Open AccessDesulfurization of alkylated forms of both dibenzothiophene and benzothiophene by a single bacterial strain
Author(s) -
Kobayashi Morio,
Onaka Toshimitsu,
Ishii Yoshitaka,
Konishi Jin,
Takaki Mikihiro,
Okada Hideki,
Ohta Yoshinori,
Koizumi Kenichi,
Suzuki Masanori
Publication year - 2000
Publication title -
fems microbiology letters
Language(s) - English
Resource type - Journals
SCImago Journal Rank - 0.899
H-Index - 151
eISSN - 1574-6968
pISSN - 0378-1097
DOI - 10.1111/j.1574-6968.2000.tb09147.x
Subject(s) - dibenzothiophene , benzothiophene , chemistry , rhodococcus , rhodococcus rhodochrous , monooxygenase , organic chemistry , bond cleavage , sulfone , biocatalysis , sulfur , stereochemistry , thiophene , enzyme , reaction mechanism , cytochrome p450 , catalysis
Thirty‐five bacterial strains capable of converting dibenzothiophene into 2‐hydroxybiphenyl were isolated.

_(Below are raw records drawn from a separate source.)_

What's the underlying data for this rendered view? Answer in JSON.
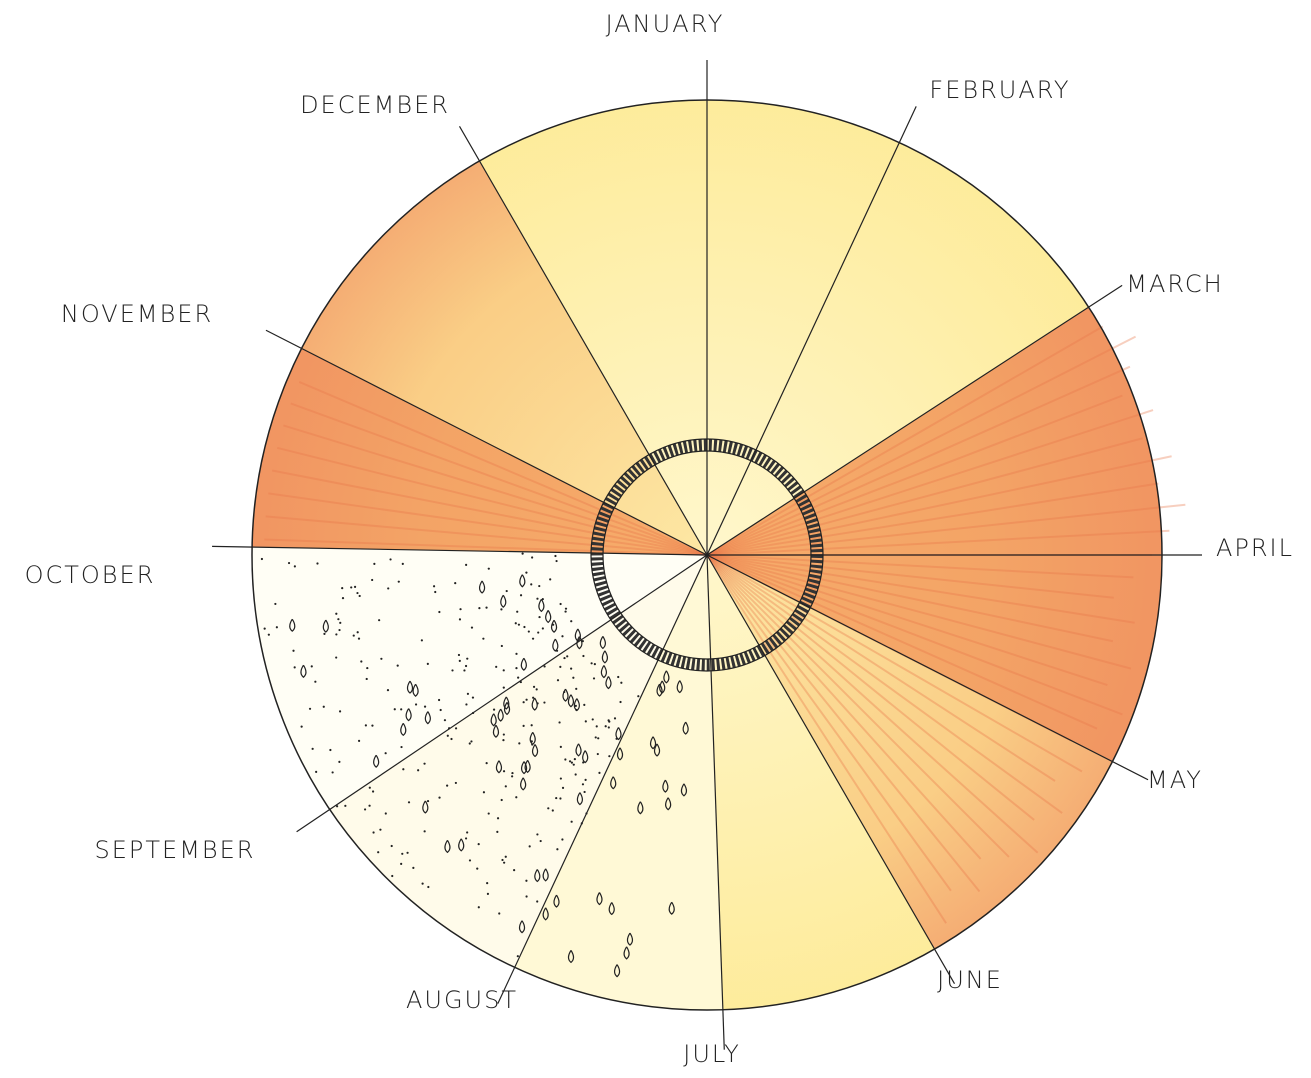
{
  "months": [
    "JANUARY",
    "FEBRUARY",
    "MARCH",
    "APRIL",
    "MAY",
    "JUNE",
    "JULY",
    "AUGUST",
    "SEPTEMBER",
    "OCTOBER",
    "NOVEMBER",
    "DECEMBER"
  ]
}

Among them Rhodococcus erythropolis KA2‐5‐1 was chosen for further characterization because of its ability to retain high desulfurization activity stably. PCR cloning and DNA sequencing of a KA2‐5‐1 genomic DNA fragment showed that it was practically identical with dszABC genes from Rhodococcus sp. IGTS8, a representative carbon–sulfur‐bond‐targeted dibenzothiophene‐degrading bacterium. KA2‐5‐1 desulfurized a variety of alkyl dibenzothiophenes through the specific cleavage of their C–S bonds. In addition, unexpectedly, KA2‐5‐1 also attacked alkyl benzothiophenes in a C–S‐bond‐targeted fashion. The purified monooxygenase, encoded by dszC of KA2‐5‐1, converted benzothiophene and dibenzothiophene into benzothiophene sulfone and dibenzothiophene sulfone, respectively, with the aid of an NADH‐dependent oxidoreductase. This result raises the possibility that the same enzymatic step may be involved in desulfurization of alkylated forms of both dibenzothiophene and benzothiophene in KA2‐5‐1 cells.